今日川沿いと歩いていたら、アウゥンハウゥンという喘ぎ声が聞こえたので、反射的に声の方向に視線を移すと、隣接している公園でカップルがプレイの真っ最中。女はブランコに乗っており、男はその後ろから腕をニットに潜り込ませながら、胸の辺りで指を躍らせていた。横切る俺に気づくと、女は顔を俯け声を漏らさないように我慢し、一方男は俺に見せびらかすかのように執拗に目を合わせてきた。興奮のせいか異様なほど目が見開いていたので少し怖かった。俺は小声で「風邪引かないようにね」と言って去ったけれど、そんな忠告など聞かずに続きを楽しんだことだろう。

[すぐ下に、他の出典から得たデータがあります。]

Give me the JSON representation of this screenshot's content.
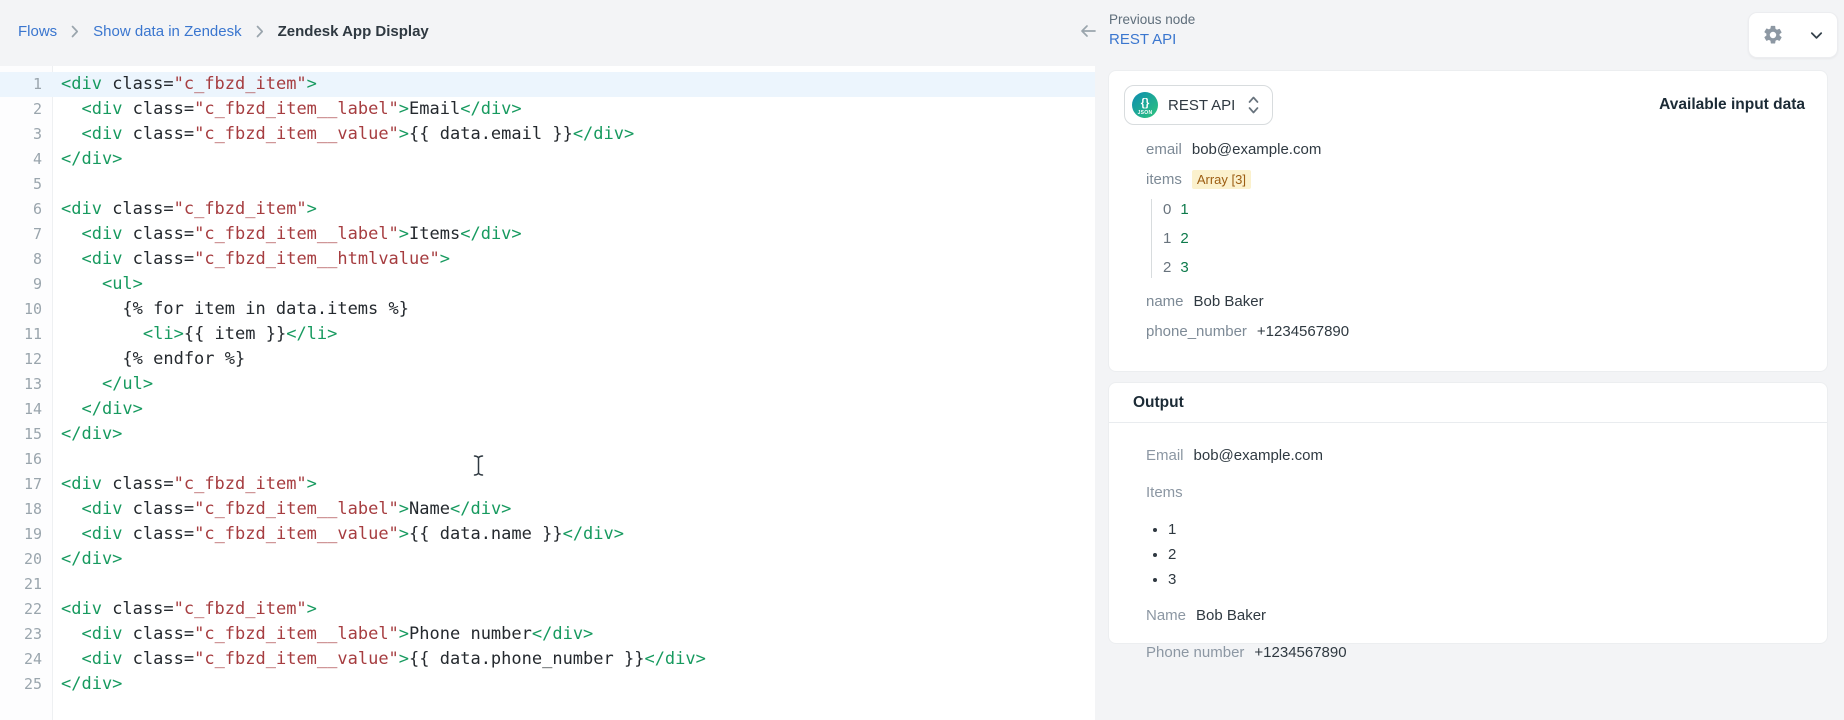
{
  "breadcrumb": {
    "items": [
      "Flows",
      "Show data in Zendesk"
    ],
    "current": "Zendesk App Display"
  },
  "header": {
    "previous_node_label": "Previous node",
    "previous_node_name": "REST API"
  },
  "editor": {
    "active_line": 1,
    "lines": [
      [
        [
          "tag",
          "<div"
        ],
        [
          "txt",
          " class="
        ],
        [
          "str",
          "\"c_fbzd_item\""
        ],
        [
          "tag",
          ">"
        ]
      ],
      [
        [
          "txt",
          "  "
        ],
        [
          "tag",
          "<div"
        ],
        [
          "txt",
          " class="
        ],
        [
          "str",
          "\"c_fbzd_item__label\""
        ],
        [
          "tag",
          ">"
        ],
        [
          "txt",
          "Email"
        ],
        [
          "tag",
          "</div>"
        ]
      ],
      [
        [
          "txt",
          "  "
        ],
        [
          "tag",
          "<div"
        ],
        [
          "txt",
          " class="
        ],
        [
          "str",
          "\"c_fbzd_item__value\""
        ],
        [
          "tag",
          ">"
        ],
        [
          "txt",
          "{{ data.email }}"
        ],
        [
          "tag",
          "</div>"
        ]
      ],
      [
        [
          "tag",
          "</div>"
        ]
      ],
      [],
      [
        [
          "tag",
          "<div"
        ],
        [
          "txt",
          " class="
        ],
        [
          "str",
          "\"c_fbzd_item\""
        ],
        [
          "tag",
          ">"
        ]
      ],
      [
        [
          "txt",
          "  "
        ],
        [
          "tag",
          "<div"
        ],
        [
          "txt",
          " class="
        ],
        [
          "str",
          "\"c_fbzd_item__label\""
        ],
        [
          "tag",
          ">"
        ],
        [
          "txt",
          "Items"
        ],
        [
          "tag",
          "</div>"
        ]
      ],
      [
        [
          "txt",
          "  "
        ],
        [
          "tag",
          "<div"
        ],
        [
          "txt",
          " class="
        ],
        [
          "str",
          "\"c_fbzd_item__htmlvalue\""
        ],
        [
          "tag",
          ">"
        ]
      ],
      [
        [
          "txt",
          "    "
        ],
        [
          "tag",
          "<ul>"
        ]
      ],
      [
        [
          "txt",
          "      {% for item in data.items %}"
        ]
      ],
      [
        [
          "txt",
          "        "
        ],
        [
          "tag",
          "<li>"
        ],
        [
          "txt",
          "{{ item }}"
        ],
        [
          "tag",
          "</li>"
        ]
      ],
      [
        [
          "txt",
          "      {% endfor %}"
        ]
      ],
      [
        [
          "txt",
          "    "
        ],
        [
          "tag",
          "</ul>"
        ]
      ],
      [
        [
          "txt",
          "  "
        ],
        [
          "tag",
          "</div>"
        ]
      ],
      [
        [
          "tag",
          "</div>"
        ]
      ],
      [],
      [
        [
          "tag",
          "<div"
        ],
        [
          "txt",
          " class="
        ],
        [
          "str",
          "\"c_fbzd_item\""
        ],
        [
          "tag",
          ">"
        ]
      ],
      [
        [
          "txt",
          "  "
        ],
        [
          "tag",
          "<div"
        ],
        [
          "txt",
          " class="
        ],
        [
          "str",
          "\"c_fbzd_item__label\""
        ],
        [
          "tag",
          ">"
        ],
        [
          "txt",
          "Name"
        ],
        [
          "tag",
          "</div>"
        ]
      ],
      [
        [
          "txt",
          "  "
        ],
        [
          "tag",
          "<div"
        ],
        [
          "txt",
          " class="
        ],
        [
          "str",
          "\"c_fbzd_item__value\""
        ],
        [
          "tag",
          ">"
        ],
        [
          "txt",
          "{{ data.name }}"
        ],
        [
          "tag",
          "</div>"
        ]
      ],
      [
        [
          "tag",
          "</div>"
        ]
      ],
      [],
      [
        [
          "tag",
          "<div"
        ],
        [
          "txt",
          " class="
        ],
        [
          "str",
          "\"c_fbzd_item\""
        ],
        [
          "tag",
          ">"
        ]
      ],
      [
        [
          "txt",
          "  "
        ],
        [
          "tag",
          "<div"
        ],
        [
          "txt",
          " class="
        ],
        [
          "str",
          "\"c_fbzd_item__label\""
        ],
        [
          "tag",
          ">"
        ],
        [
          "txt",
          "Phone number"
        ],
        [
          "tag",
          "</div>"
        ]
      ],
      [
        [
          "txt",
          "  "
        ],
        [
          "tag",
          "<div"
        ],
        [
          "txt",
          " class="
        ],
        [
          "str",
          "\"c_fbzd_item__value\""
        ],
        [
          "tag",
          ">"
        ],
        [
          "txt",
          "{{ data.phone_number }}"
        ],
        [
          "tag",
          "</div>"
        ]
      ],
      [
        [
          "tag",
          "</div>"
        ]
      ]
    ]
  },
  "input_panel": {
    "node_selector": {
      "label": "REST API",
      "icon": "json-icon",
      "icon_braces": "{}",
      "icon_caption": "JSON"
    },
    "heading": "Available input data",
    "fields": [
      {
        "key": "email",
        "value": "bob@example.com"
      },
      {
        "key": "items",
        "badge": "Array [3]",
        "children": [
          {
            "index": "0",
            "value": "1"
          },
          {
            "index": "1",
            "value": "2"
          },
          {
            "index": "2",
            "value": "3"
          }
        ]
      },
      {
        "key": "name",
        "value": "Bob Baker"
      },
      {
        "key": "phone_number",
        "value": "+1234567890"
      }
    ]
  },
  "output_panel": {
    "heading": "Output",
    "rows": [
      {
        "label": "Email",
        "value": "bob@example.com"
      },
      {
        "label": "Items",
        "list": [
          "1",
          "2",
          "3"
        ]
      },
      {
        "label": "Name",
        "value": "Bob Baker"
      },
      {
        "label": "Phone number",
        "value": "+1234567890"
      }
    ]
  },
  "colors": {
    "page_background": "#f3f4f6",
    "link_blue": "#3a76cf",
    "text_dark": "#2f3941",
    "label_gray": "#7d8a96",
    "syntax_tag_green": "#179a5f",
    "syntax_string_red": "#a63d40",
    "array_value_green": "#0d7a4b",
    "badge_background": "#fbf1cd",
    "badge_text": "#9c5d12",
    "active_line_blue": "#ecf5fd",
    "json_icon_gradient": [
      "#0f8fae",
      "#2cc27e"
    ]
  }
}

春期限定いちごタルト事件』を読む。米澤穂信さんの作品を試してみようと思い手に取ったのだけれど、果たしてこれが一番最初でよかったのだろうか。表紙だけだとラノベっぽいけど創元推理文庫から出ているので立派なミステリー(?)。とはいえ、中高生の読者を意識した読みやすさはちゃんとあった。

印象的なのは人が死なないところ。怪我すらしない。ちょっとした日常の謎を、小市民として暮すことを望む高校生探偵がこっそり解いていく。別に解かなくてもいいようなものでよろしければ、日常は常に謎に満ちているのでございます。登場するキャラクターが寸止め系なのが魅力的。もっと知りたいと思わせる。すごい面白かったわけではないけれど、続きを読んでみたいと思わせる魅力がありましたね。